2. We could generate a Data Transfer Object (DTO) for each object within the OpenAPI spec - to provide a restricted view of the attributes from the object.
   1. This could be expanded so that there are multiple DTOs per object (i.e. one DTO per log level).

Considerations

OpenAPI Extension

I was initially going to suggest this as an OpenAPI Extension since logging isn't fully related to OpenAPI, however, there are a few reasons that I'm suggesting it as part of the wider OpenAPI spec:

1. The values for the loggability field (e.g. ERROR, DEBUG, DO_NOT_LOG) would extend the OpenTelemetry specification. Extending/altering a specification usually triggers debate, and I figured that suggesting this loggability field as a part of the wider OpenAPI specification would be more conducive to such a debate.
2. My suggestion focuses on standardising logging across all consumers of a given OpenAPI spec. The implementation of OpenAPI extensions seems to vary across languages and providers - which would be counterproductive given my goal of having a common/standard approach.
3. A growing number of teams employ a design-first approach to API development - which means that OpenAPI specs increasingly act as a source of truth for a company's data models. Since OpenAPI specs are often elevated to such a point of authority, I think it makes sense to allow OpenAPI specs to say how the data (that they model) should be logged.
4. Whilst OpenAPI and OpenTelemetry are concerned with two different domains, there are already touchpoints/areas of common interest between the two (e.g. the traceparent, tracestate, and X-Request-ID headers).

Related Work/Issues

#4330 requested an x-sensitive-data field and suggested some excellent approaches for redacting sensitive data.

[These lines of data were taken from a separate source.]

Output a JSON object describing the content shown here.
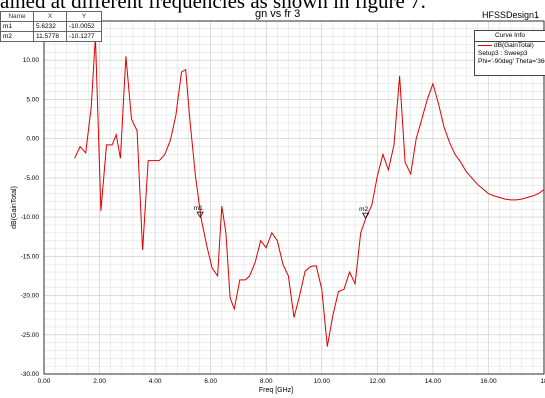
{
  "page": {
    "top_text": "ained at different frequencies as shown in figure 7."
  },
  "header": {
    "design_label": "HFSSDesign1",
    "design_mark": "ᵢ"
  },
  "marker_table": {
    "headers": [
      "Name",
      "X",
      "Y"
    ],
    "rows": [
      [
        "m1",
        "5.6232",
        "-10.0052"
      ],
      [
        "m2",
        "11.5778",
        "-10.1277"
      ]
    ]
  },
  "curve_info": {
    "title": "Curve Info",
    "lines": [
      "dB(GainTotal)",
      "Setup3 : Sweep3",
      "Phi='-90deg' Theta='360deg'"
    ]
  },
  "colors": {
    "trace": "#e00000",
    "grid": "#c8c8c8",
    "axis": "#000000"
  },
  "chart_data": {
    "type": "line",
    "title": "gn vs fr 3",
    "xlabel": "Freq [GHz]",
    "ylabel": "dB(GainTotal)",
    "xlim": [
      0,
      18
    ],
    "ylim": [
      -30,
      15
    ],
    "x_ticks": [
      "0.00",
      "2.00",
      "4.00",
      "6.00",
      "8.00",
      "10.00",
      "12.00",
      "14.00",
      "16.00",
      "18"
    ],
    "y_ticks": [
      "-30.00",
      "-25.00",
      "-20.00",
      "-15.00",
      "-10.00",
      "-5.00",
      "0.00",
      "5.00",
      "10.00"
    ],
    "grid": true,
    "series": [
      {
        "name": "dB(GainTotal)",
        "x": [
          1.1,
          1.3,
          1.5,
          1.7,
          1.85,
          2.05,
          2.25,
          2.45,
          2.6,
          2.75,
          2.95,
          3.15,
          3.35,
          3.55,
          3.75,
          3.95,
          4.15,
          4.35,
          4.55,
          4.75,
          4.95,
          5.1,
          5.25,
          5.45,
          5.65,
          5.85,
          6.05,
          6.25,
          6.4,
          6.55,
          6.7,
          6.85,
          7.05,
          7.25,
          7.4,
          7.6,
          7.8,
          8.0,
          8.2,
          8.4,
          8.6,
          8.8,
          9.0,
          9.2,
          9.4,
          9.6,
          9.8,
          10.0,
          10.2,
          10.4,
          10.6,
          10.8,
          11.0,
          11.2,
          11.4,
          11.6,
          11.8,
          12.0,
          12.2,
          12.4,
          12.6,
          12.8,
          13.0,
          13.2,
          13.4,
          13.6,
          13.8,
          14.0,
          14.2,
          14.4,
          14.6,
          14.8,
          15.0,
          15.2,
          15.4,
          15.6,
          15.8,
          16.0,
          16.2,
          16.4,
          16.6,
          16.8,
          17.0,
          17.2,
          17.4,
          17.6,
          17.8,
          18.0
        ],
        "y": [
          -2.5,
          -1.0,
          -1.8,
          4.0,
          13.0,
          -9.2,
          -0.8,
          -0.8,
          0.5,
          -2.5,
          10.5,
          2.5,
          1.0,
          -14.2,
          -2.8,
          -2.8,
          -2.8,
          -2.0,
          -0.2,
          3.0,
          8.5,
          8.8,
          2.5,
          -4.7,
          -10.0,
          -13.5,
          -16.5,
          -17.5,
          -8.6,
          -12.0,
          -20.3,
          -21.7,
          -18.0,
          -18.0,
          -17.5,
          -15.8,
          -13.0,
          -13.9,
          -12.0,
          -13.0,
          -16.0,
          -17.5,
          -22.8,
          -20.0,
          -16.9,
          -16.3,
          -16.2,
          -19.2,
          -26.5,
          -22.5,
          -19.5,
          -19.2,
          -17.0,
          -18.5,
          -12.0,
          -10.0,
          -8.5,
          -4.8,
          -2.0,
          -4.0,
          -0.8,
          8.0,
          -3.0,
          -4.5,
          0.0,
          2.5,
          5.0,
          7.0,
          4.5,
          1.5,
          -0.5,
          -2.0,
          -3.0,
          -4.2,
          -5.0,
          -5.8,
          -6.4,
          -7.0,
          -7.3,
          -7.5,
          -7.7,
          -7.8,
          -7.8,
          -7.7,
          -7.5,
          -7.3,
          -7.0,
          -6.5
        ]
      }
    ],
    "markers": [
      {
        "label": "m1",
        "x": 5.6232,
        "y": -10.0052
      },
      {
        "label": "m2",
        "x": 11.5778,
        "y": -10.1277
      }
    ]
  }
}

My loggability: DO_NOT_LOG field would behave similarly to @cristigirbovan's full masking proposal:

    x-sensitive-data: 
        mask: full

Both of our suggestions would seek to completely eliminate specified fields from logs, but the difference is that my
loggability: DO_NOT_LOG field isn't specific to sensitive data - it's for any field that we explicitly don't want to log.

Whilst their proposal focuses on known sensitive data (and the most effective ways to redact it), my proposal
is focused on logging in general (including attributes that aren't sensitive). Realistically, our proposals are complimentary
since my proposal focuses on when to log attributes, and theirs focuses on how to log [known sensitive] attributes.

Hypothetically, our proposals could be combined into one overarching spec change that governs logging and redaction as
a whole. For example:

    merchantTransaction:
      type: object
      description: Information about a purchase from a store
      required:
        - fullCardNumber
        - merchantID
        - amount
      properties:
         fullCardNumber:
          type: string
          description: A full 16 digit card number. We only output it for DEBUG/TRACE logs, and when we do log it, we redact everything but the last 4 digits.
          logging:
            loggability: DEBUG
            sensitive-data:
               mask: regex
               pattern: "^[\d]{12}"
         merchantID:
          type: string
          logging:
             loggability: INFO
          description: The ID of the merchant where the transaction was made.
         amount:
            type: integer
            description: An int-based representation of the transaction amount. We don't want to log this because it could be commercially sensitive.
            logging:
               loggability: DO_NOT_LOG

The above sample shows my proposal in conjunction with @cristigirbovan's x-sensitive-data proposal. Both of our
proposed fields have been centralised under the logging field, the x- prefix has been removed, and I'm using my DO_NOT_LOG in lieu of mask: full.